The door opened and a nurse dressed head to toe in protective clothing with a plastic full-face visor over a mask opened the door and let us inside.
Rooms on both sides of a corridor stretched into the distance.
As we walked on we passed the ICU wards. All had multiple beds all filled with motionless people connected to tubes, drips and breathing equipment.
The only noise was the sound of the pumps and pinging heart monitors.
These patients are critically ill. In all probability they will never make it out of here alive. That is the stark reality facing everyone now.
The staff have no cure available to them. They are just trying to keep their patients alive.
In one ward, five doctors and nurses worked in unison to turn a patient onto her front. She was utterly motionless. They turn the patients every 13 to 16 hours to relieve the pressure on their lungs.
Without doubt, this woman would die without their constant attention.
The patients are highly contagious. Where possible they are observed from a distance. But most of the time it isn’t possible.
None of the staff take any risks. They wash and sanitise constantly. Gloves, masks, and protective clothes and outer-layers are regularly changed.
‘I can’t say how I feel now, because it’s a war, it’s a disaster,’ says Dr Tamayo
In truth, the men and women working in the ICU are exhausted.
The system is at breaking point and they are as well. But they keep going. They aren’t the front line in this war, they are the only line.
“I can’t say how I feel now, because it’s a war, it’s a disaster,” Dr Leonor Tamayo told me.
“It’s very dangerous, it’s a disaster, it’s a tsunami, and we are here 12 hours a day. Only we are going home for a few hours and come back here for the work because we are here for the patients,” she said – on the verge of tears.
The first, perhaps only, bit of good news for the teams here was the news that one of their patients is recovering. We couldn’t approach him, he is still too weak but he gave us a wave.
One recovering patient gave a wave
After two weeks he is getting better. However, in that two weeks not one other person on this ward has improved and many have died.
One frightening development here is that the age of the victims is getting younger – much younger. One man they treated was 36.

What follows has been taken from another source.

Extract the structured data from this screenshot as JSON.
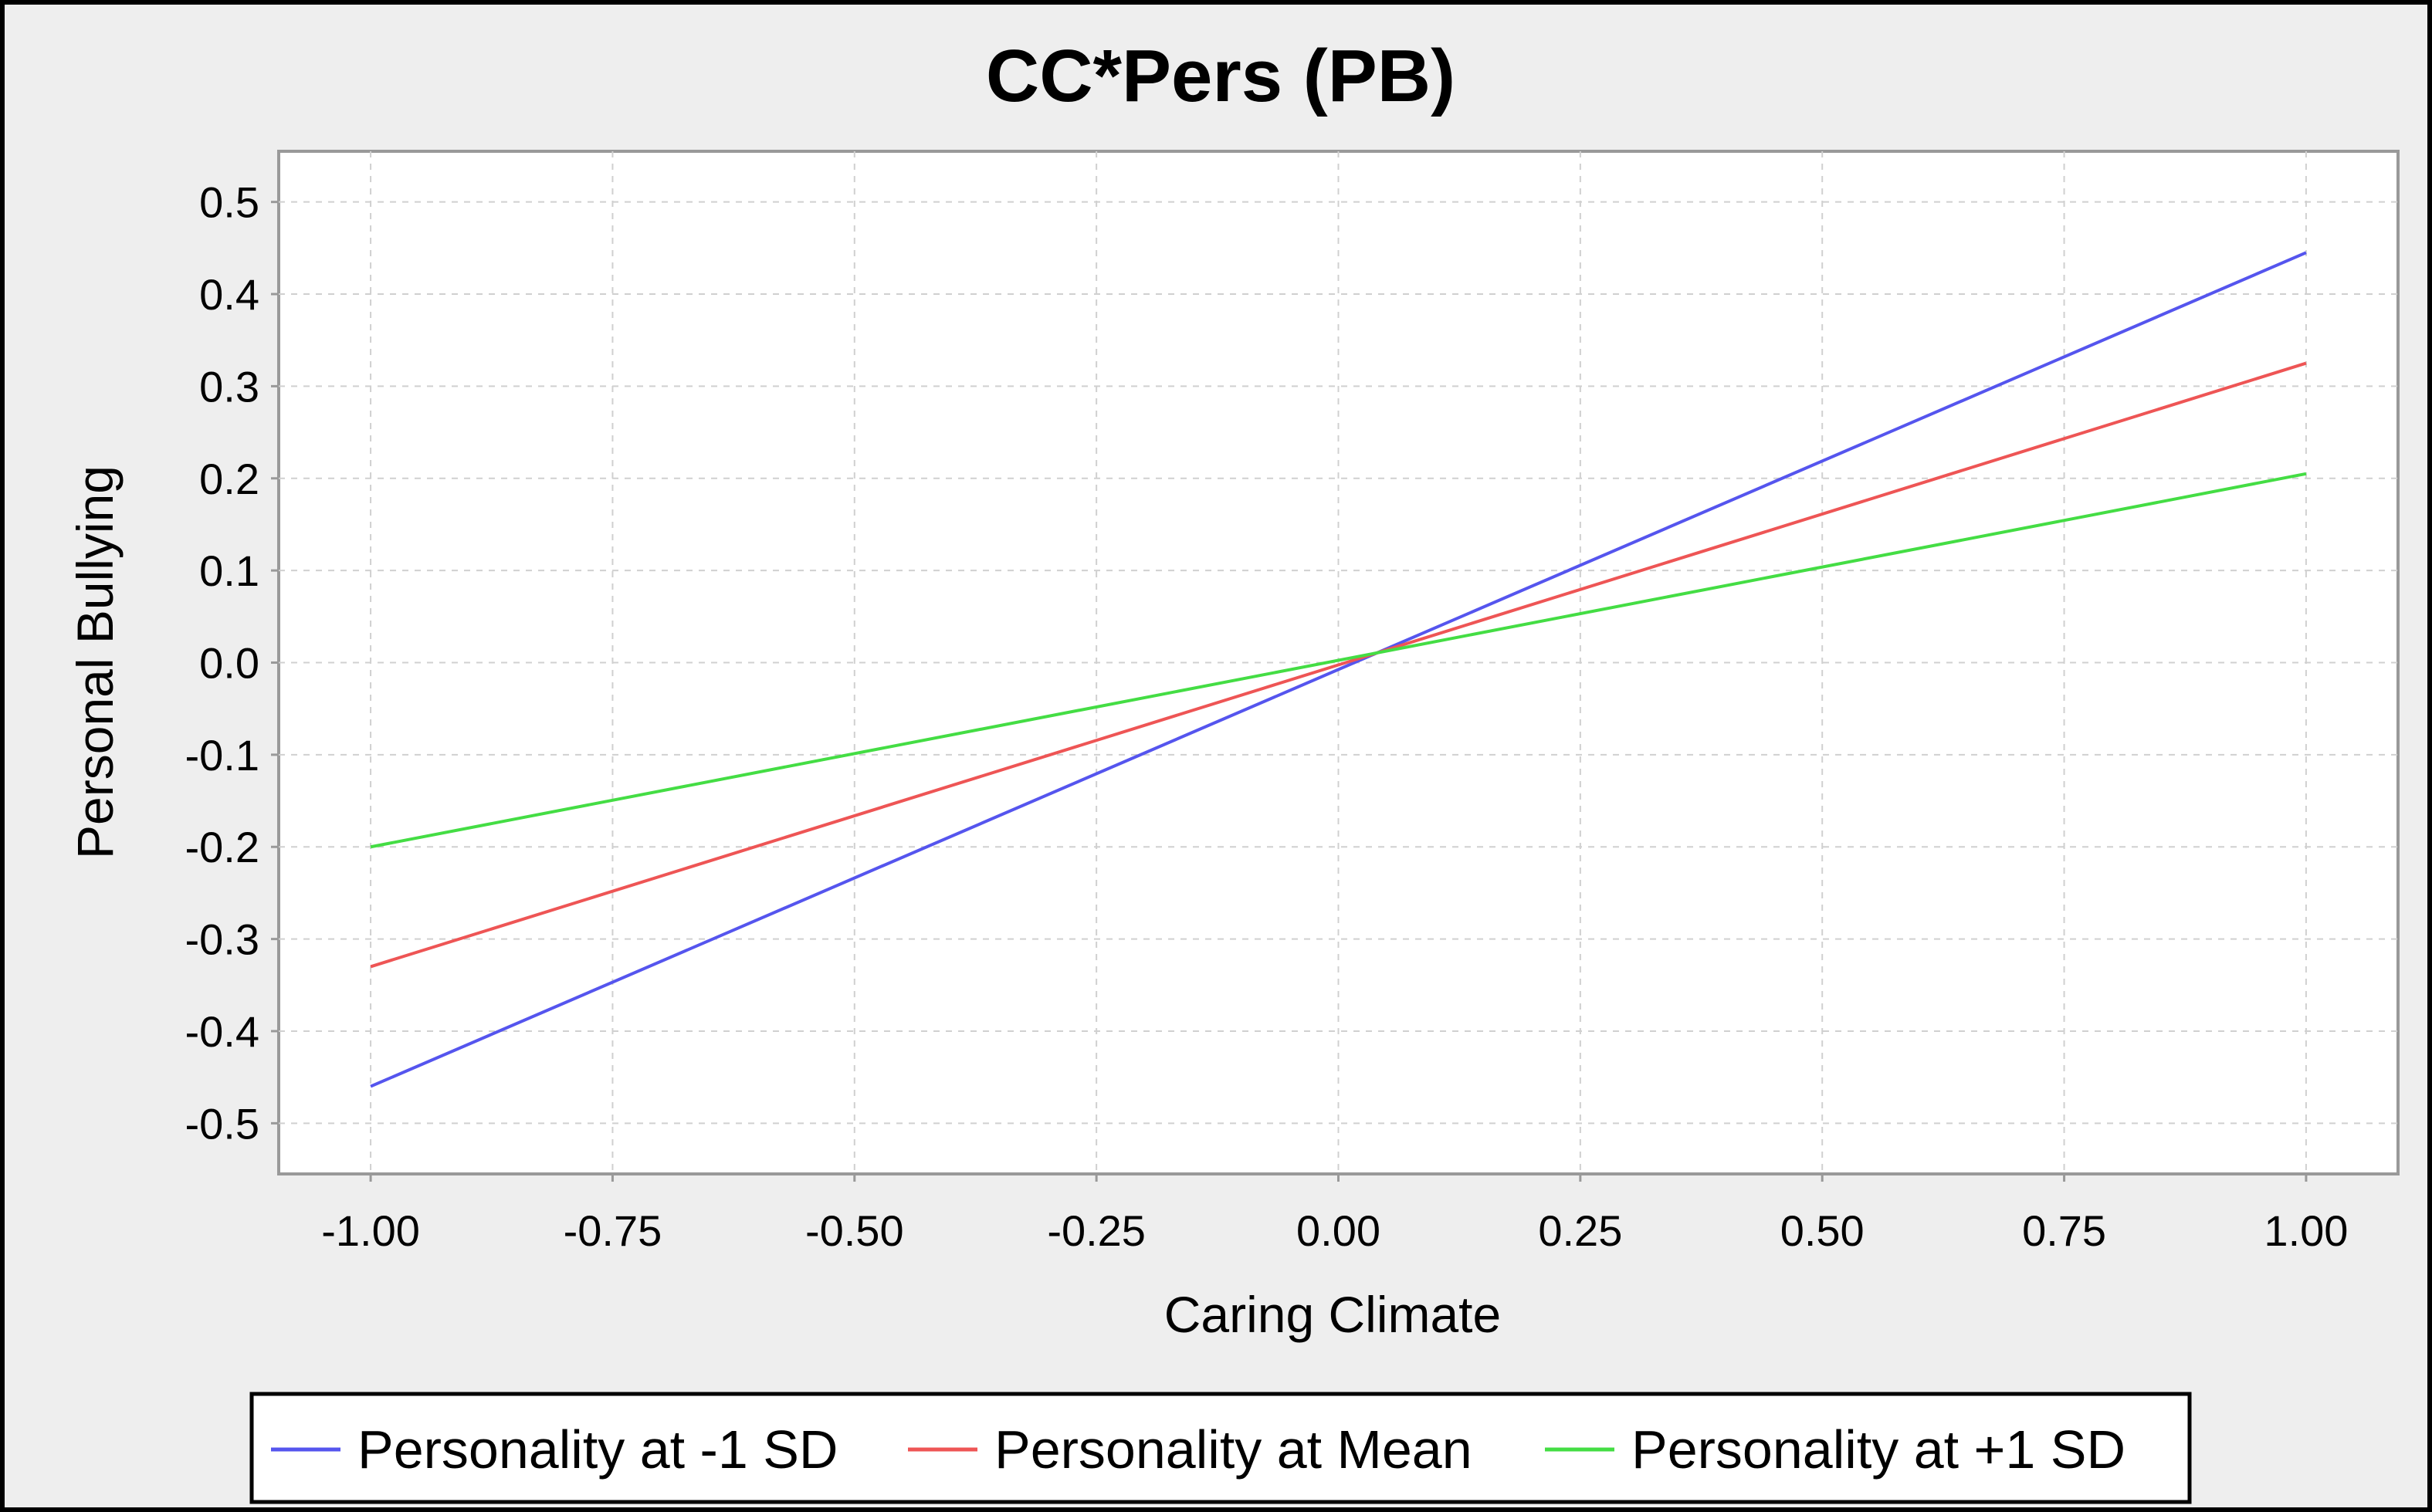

The doctors aren’t sure why, but believe that people who are not critical are sent home and there they get worse and return to hospital in a far more vulnerable state.
The only illnesses being treated in Cremona hospital are linked to COVID-19 and it is spreading.
Dr Emanuela Catenacci showed me around her section of the ICU.
She is normally a neurosurgeon but is now working in intensive care. She asked me if she could send a message to the outside world. In a word it was “lockdown”.
“Try to stop, try to stop – isolate people, stop contact in everything because otherwise the situation is, like, a tsunami, is a tsunami, when it starts to grow it’s really… it explodes,” she told me.
Dr Catenacci warned other countries that the number of patients becomes a ‘tsunami’
“Don’t think that it is happening here and [think] it can’t happen everywhere else – because it will if you don’t do anything to stop it.”
In Lombardy they haven’t run out of hope but they are struggling with pretty much everything else.
They are waiting for the epidemic to peak. But it could be weeks, it could be much longer.